Lampu fluoresen mempunyai diameter antara lain 26
mm dan 38 mm, mempunyai bermacam-macam warna;
merah, kuning, hijau, putih, daylight dan lain-lain serta
tersedia dalam bentuk bulat (TLE). Lampu fluoresen
mempunyai dua sistem penyalaan, yaitu memakai
starter dan tanpa starter. Lampu fluoresen jenis tanpa
starter antara lain TL-RS, TL-X dan TL-M.
Ada dua jenis lampu fluoresen tanpa starter yaitu
rapid start dan instant start. Bentuk lampu fluoresen
dapat berbentuk miniatur dan ada yang dilengkapi
dengan balast dan starter dalam satu selungkup gelas
dan kaki lampunya sesuai dengan kaki lampu pijar .
Lampu ini memakai balast elektronik atau balast
konvensional dan disebut lampu fluoresen kompak.
Lampu ini mengkonsumsi hanya 25% energi
dibandingkan dengan lampu pijar untuk fluks luminus
yang sama serta umurnya lebih panjang.
2. Komponen Listrik
a. Starter
Starter mempunyai fungsi untuk menyalakan lampu
diperlukan starter. Starter diperlukan untuk pemanasan
awal/preheat dari elektroda lampu dan memberikan
tegangan puncak yang tinggi sehingga cukup untuk
memicu pelepasan elektron di dalam lampu. Setelah
penyalaan terjadi, starter harus berhenti menghasilkan
tegangan puncak tersebut.
b. Kapasitor
Kapasitor mempunyai 2 jenis kapasitor, yakni:
1) Jenis basah (wet).
Kapasitor bentuk basah yang tersedia saat ini
adalah jenis “Non PCB oil” yang dilengkapi dengan
pemutus internal untuk menjaga bila terjadi kegagalan
sehingga tidak mengakibatkan kapasitor menjadi pecah
atau kebocoran minyak.
2) Jenis kering (dry).
Kapasitor jenis kering yang tersedia saat ini
adalah “kapasitor film metal”. Kapasitor ini relatif baru
digunakan dalam industri perlampuan dan belum
tersedia dalam berbagai aplikasi. Kapasitor kering tidak
direkomendasikan pada pemakaian instalasi seri karena
kerugian dayanya tinggi.
c. Balast
Balast berfungsi sebagai komponen pembatas arus.

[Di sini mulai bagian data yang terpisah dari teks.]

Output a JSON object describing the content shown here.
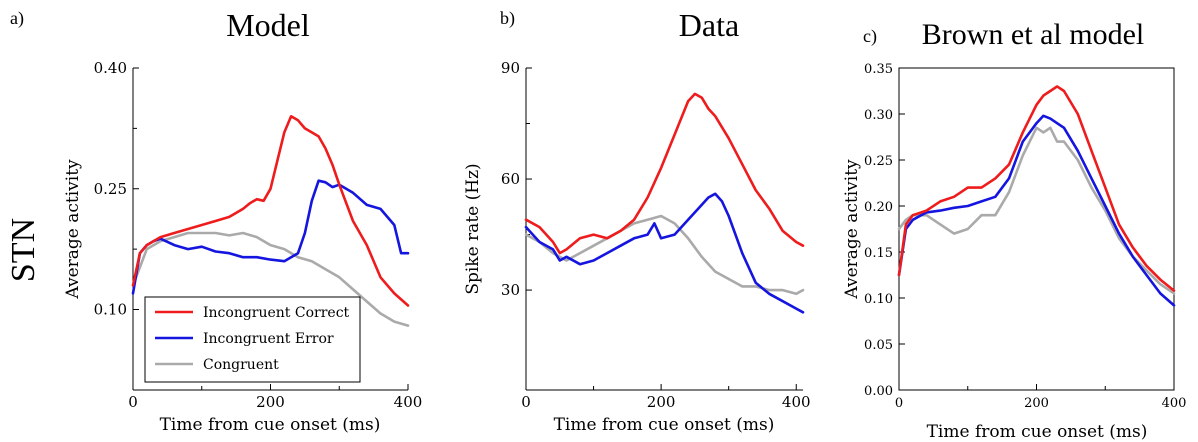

Sedangkan jenis-jenisnya antara lain:
1) Balast resistor.
Pada kondisi kerja yang stabil, balast ini
memerlukan pasokan tegangan dua kali lebih besar dari
kebutuhan tegangan lampu. Hal ini berarti 50% daya
listrik diboroskan oleh balast dan akhirnya
penggunaannya menjadi tidak ekonomis.
2) Balast induktif atau choke.
Balast induktif (choke) terdiri dari sejumlah lilitan
kawat tembaga pada inti besi yang dilaminasi,
bekerjanya dengan prinsip induktansi sendiri.
3) Balast elektronik.
Balast ini bekerja pada sistem frekuensi tinggi
(High Frequency = HF). Sistem balast elektronik
terintegrasi dalam suatu kotak, dimana di dalamnya
terdapat komponen - komponen elektronik yang terdiri
dari beberapa blok, yaitu low pass filter, konverter
AC/DC, generator HF dan pengendali lampu.
3. Armatur
adalah rumah lampu yang digunakan untuk
mengendalikan dan mendistribusikan cahaya yang
dipancarkan oleh lampu yang dipasang didalamnya,
dilengkapi dengan peralatan untuk melindungi lampu dan
peralatan pengendalian listrik. Untuk memilih armatur yang
akan digunakan, perlu dipertimbangkan faktor-faktor yang
berhubungan dengan pencahayaan, sebagai berikut :
a). distribusi intensitas cahaya.
b). efisiensi cahaya.
c). koefisien penggunaan.
d). perlindungan terhadap kejutan listrik.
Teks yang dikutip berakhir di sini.